Antes de esfregar as mãos à espera de uma nova fornada ou de um jogador especial, é preciso ter calma e entender momentos e processos. O que é necessário para formar um jogador? Qual é a condição e quais as condições que o clube oferece aos aspirantes a profissionais? Não é tão simples. Ou melhor, não é nada simples.

Até outro dia, as categorias de base do clube estavam terceirizadas, entregues a empresários que usavam o nome e a camisa da Lusa como incubadora para direcionarem os mais talentosos para onde fosse mais interessante para eles, não para a Portuguesa. Em condições assim, o clube tem pouco ou nenhum poder de interferência na sequência da carreira destes garotos.

Isso deve-se, não raro, ao fato de o clube não ter condições de bancar o necessário para a formação de um atleta de alto rendimento, que é o caso do jogador de futebol. Desde 2016 a Portuguesa não tem o Certificado de Clube Formador, selo outorgado pela CBF mediante a comprovação de que o clube tem condições de garantir que seus jovens atletas tenham uma formação adequada. Sem ele, um clube pode perder qualquer jogador entre 14 e 16 anos sem que seja ressarcido por isso.

Isso já faz com que exista a grande possibilidade de, uma vez detectado antes de assinar seu primeiro contrato profissional, uma promessa seja desviada e sequer atue em nível de competição pelo clube. Quem perde com isso? A resposta é óbvia. Fazendo um rápido exercício de memória, qual foi o último grande jogador revelado pela Lusa? Ou então, quantos jogadores nos elencos das principais equipes do futebol brasileiro foram revelados no areião do Canindé, que nem existe mais?

Com as finanças minguando e não tendo nem para o profissional, que é o carro chefe do clube como um tudo, o que sobra na base é uma estrutura precária, seja ela física ou nos outros aspectos inerentes à formação do atleta, e nem é preciso dizer que o surgimento de um jogador acima da média não se dá da noite para o dia. É um processo longo, de altos e baixos, de paciência e que envolve inúmeros fatores, técnicos, estruturais, educacionais e culturais.

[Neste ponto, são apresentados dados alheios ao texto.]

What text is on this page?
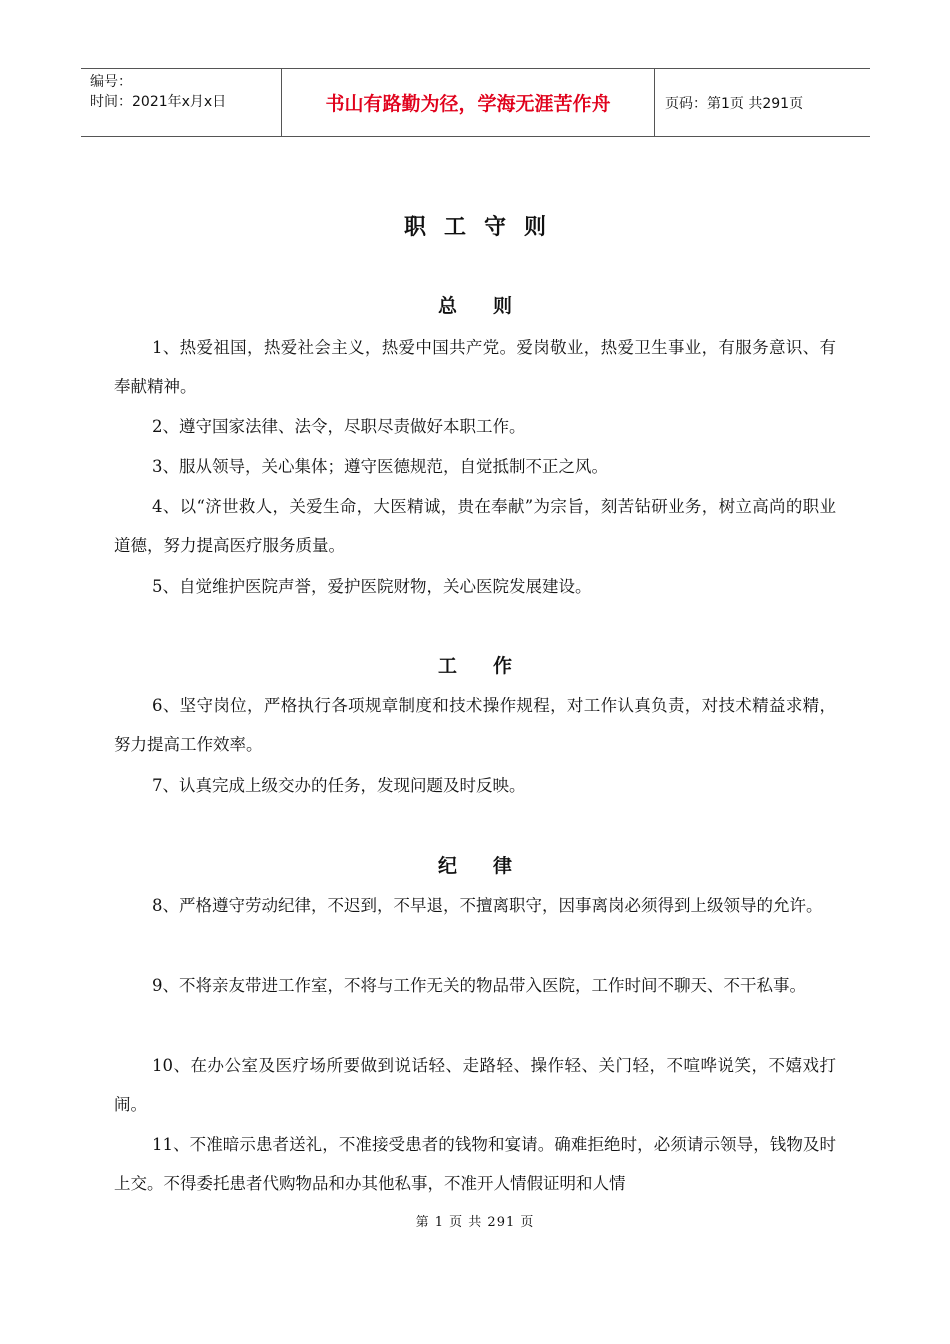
编号：
时间：2021年x月x日	书山有路勤为径，学海无涯苦作舟	页码：第1页 共291页
职工守则
总则

1、热爱祖国，热爱社会主义，热爱中国共产党。爱岗敬业，热爱卫生事业，有服务意识、有奉献精神。

2、遵守国家法律、法令，尽职尽责做好本职工作。

3、服从领导，关心集体；遵守医德规范，自觉抵制不正之风。

4、以“济世救人，关爱生命，大医精诚，贵在奉献”为宗旨，刻苦钻研业务，树立高尚的职业道德，努力提高医疗服务质量。

5、自觉维护医院声誉，爱护医院财物，关心医院发展建设。

工作

6、坚守岗位，严格执行各项规章制度和技术操作规程，对工作认真负责，对技术精益求精，努力提高工作效率。

7、认真完成上级交办的任务，发现问题及时反映。

纪律

8、严格遵守劳动纪律，不迟到，不早退，不擅离职守，因事离岗必须得到上级领导的允许。

9、不将亲友带进工作室，不将与工作无关的物品带入医院，工作时间不聊天、不干私事。

10、在办公室及医疗场所要做到说话轻、走路轻、操作轻、关门轻，不喧哗说笑，不嬉戏打闹。

11、不准暗示患者送礼，不准接受患者的钱物和宴请。确难拒绝时，必须请示领导，钱物及时上交。不得委托患者代购物品和办其他私事，不准开人情假证明和人情

第 1 页 共 291 页
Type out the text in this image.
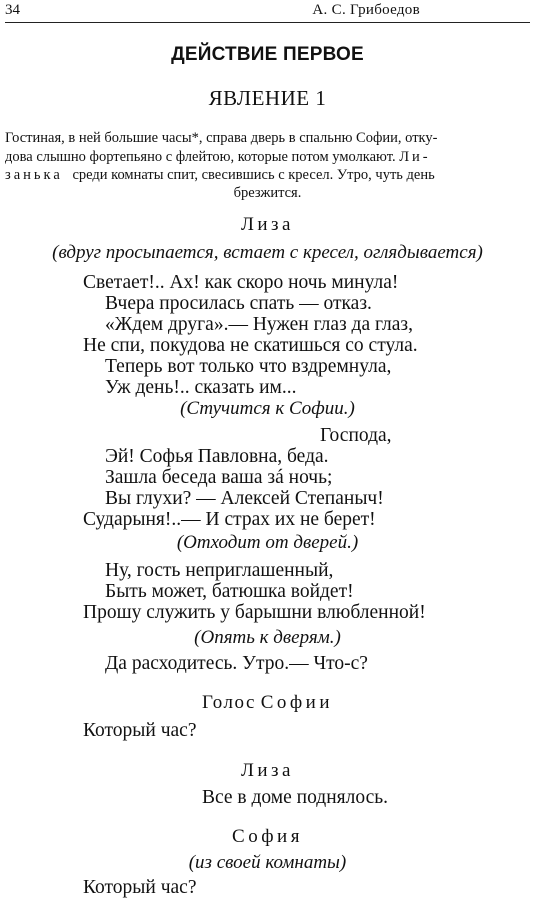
34	А. С. Грибоедов
ДЕЙСТВИЕ ПЕРВОЕ
ЯВЛЕНИЕ 1
Гостиная, в ней большие часы*, справа дверь в спальню Софии, отку-
дова слышно фортепьяно с флейтою, которые потом умолкают. Ли-
занька среди комнаты спит, свесившись с кресел. Утро, чуть день
брезжится.
Лиза
(вдруг просыпается, встает с кресел, оглядывается)
Светает!.. Ах! как скоро ночь минула!
Вчера просилась спать — отказ.
«Ждем друга».— Нужен глаз да глаз,
Не спи, покудова не скатишься со стула.
Теперь вот только что вздремнула,
Уж день!.. сказать им...
(Стучится к Софии.)
Господа,
Эй! Софья Павловна, беда.
Зашла беседа ваша зá ночь;
Вы глухи? — Алексей Степаныч!
Сударыня!..— И страх их не берет!
(Отходит от дверей.)
Ну, гость неприглашенный,
Быть может, батюшка войдет!
Прошу служить у барышни влюбленной!
(Опять к дверям.)
Да расходитесь. Утро.— Что-с?
Голос Софии
Который час?
Лиза
Все в доме поднялось.
София
(из своей комнаты)
Который час?
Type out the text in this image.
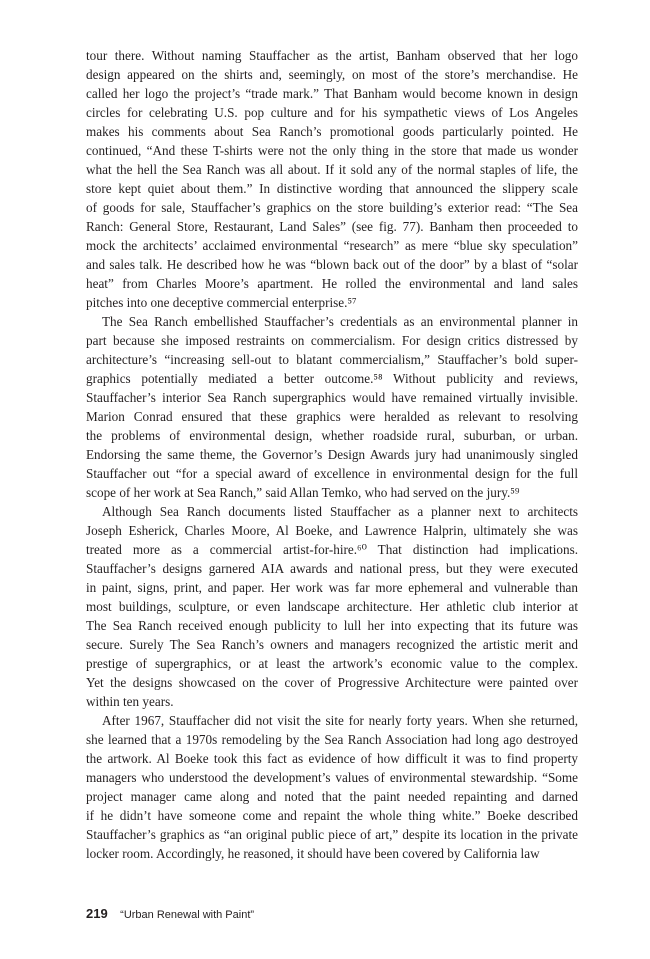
tour there. Without naming Stauffacher as the artist, Banham observed that her logo
design appeared on the shirts and, seemingly, on most of the store’s merchandise. He
called her logo the project’s “trade mark.” That Banham would become known in design
circles for celebrating U.S. pop culture and for his sympathetic views of Los Angeles
makes his comments about Sea Ranch’s promotional goods particularly pointed. He
continued, “And these T-shirts were not the only thing in the store that made us wonder
what the hell the Sea Ranch was all about. If it sold any of the normal staples of life, the
store kept quiet about them.” In distinctive wording that announced the slippery scale
of goods for sale, Stauffacher’s graphics on the store building’s exterior read: “The Sea
Ranch: General Store, Restaurant, Land Sales” (see fig. 77). Banham then proceeded to
mock the architects’ acclaimed environmental “research” as mere “blue sky speculation”
and sales talk. He described how he was “blown back out of the door” by a blast of “solar
heat” from Charles Moore’s apartment. He rolled the environmental and land sales
pitches into one deceptive commercial enterprise.⁵⁷

The Sea Ranch embellished Stauffacher’s credentials as an environmental planner in
part because she imposed restraints on commercialism. For design critics distressed by
architecture’s “increasing sell-out to blatant commercialism,” Stauffacher’s bold super-
graphics potentially mediated a better outcome.⁵⁸ Without publicity and reviews,
Stauffacher’s interior Sea Ranch supergraphics would have remained virtually invisible.
Marion Conrad ensured that these graphics were heralded as relevant to resolving
the problems of environmental design, whether roadside rural, suburban, or urban.
Endorsing the same theme, the Governor’s Design Awards jury had unanimously singled
Stauffacher out “for a special award of excellence in environmental design for the full
scope of her work at Sea Ranch,” said Allan Temko, who had served on the jury.⁵⁹

Although Sea Ranch documents listed Stauffacher as a planner next to architects
Joseph Esherick, Charles Moore, Al Boeke, and Lawrence Halprin, ultimately she was
treated more as a commercial artist-for-hire.⁶⁰ That distinction had implications.
Stauffacher’s designs garnered AIA awards and national press, but they were executed
in paint, signs, print, and paper. Her work was far more ephemeral and vulnerable than
most buildings, sculpture, or even landscape architecture. Her athletic club interior at
The Sea Ranch received enough publicity to lull her into expecting that its future was
secure. Surely The Sea Ranch’s owners and managers recognized the artistic merit and
prestige of supergraphics, or at least the artwork’s economic value to the complex.
Yet the designs showcased on the cover of Progressive Architecture were painted over
within ten years.

After 1967, Stauffacher did not visit the site for nearly forty years. When she returned,
she learned that a 1970s remodeling by the Sea Ranch Association had long ago destroyed
the artwork. Al Boeke took this fact as evidence of how difficult it was to find property
managers who understood the development’s values of environmental stewardship. “Some
project manager came along and noted that the paint needed repainting and darned
if he didn’t have someone come and repaint the whole thing white.” Boeke described
Stauffacher’s graphics as “an original public piece of art,” despite its location in the private
locker room. Accordingly, he reasoned, it should have been covered by California law

219 “Urban Renewal with Paint”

Quando um atleta está inserido no clube desde a categoria mais baixa, seja o Sub-11, que deve ter caráter recreativo, ou o Sub-15, no qual começa a cultura de competição, as chances de chegar mais bem preparado ao time principal e em condições de se estabelecer como atleta profissional são maiores. Mesmo que chegue ao clube no decorrer deste percurso, ele precisa de um ambiente pronto e bem alicerçado para que se encaixe, coisa que quem sequer tinha autonomia sobre as categorias de base há pouco tempo não pode oferecer.

Portanto, não há nada de errado em torcer para que surja um novo Dener no time que jogará a Copinha. O que é preciso entender é que, caso a campanha não seja satisfatória, não será necessariamente um fracasso ou sinal de terra arrasada, mas sim um passo a mais dado na recuperação da própria Portuguesa. E essa é uma recuperação em que critério, trabalho e paciência valem ouro, assim como é necessário para a revelação de um craque.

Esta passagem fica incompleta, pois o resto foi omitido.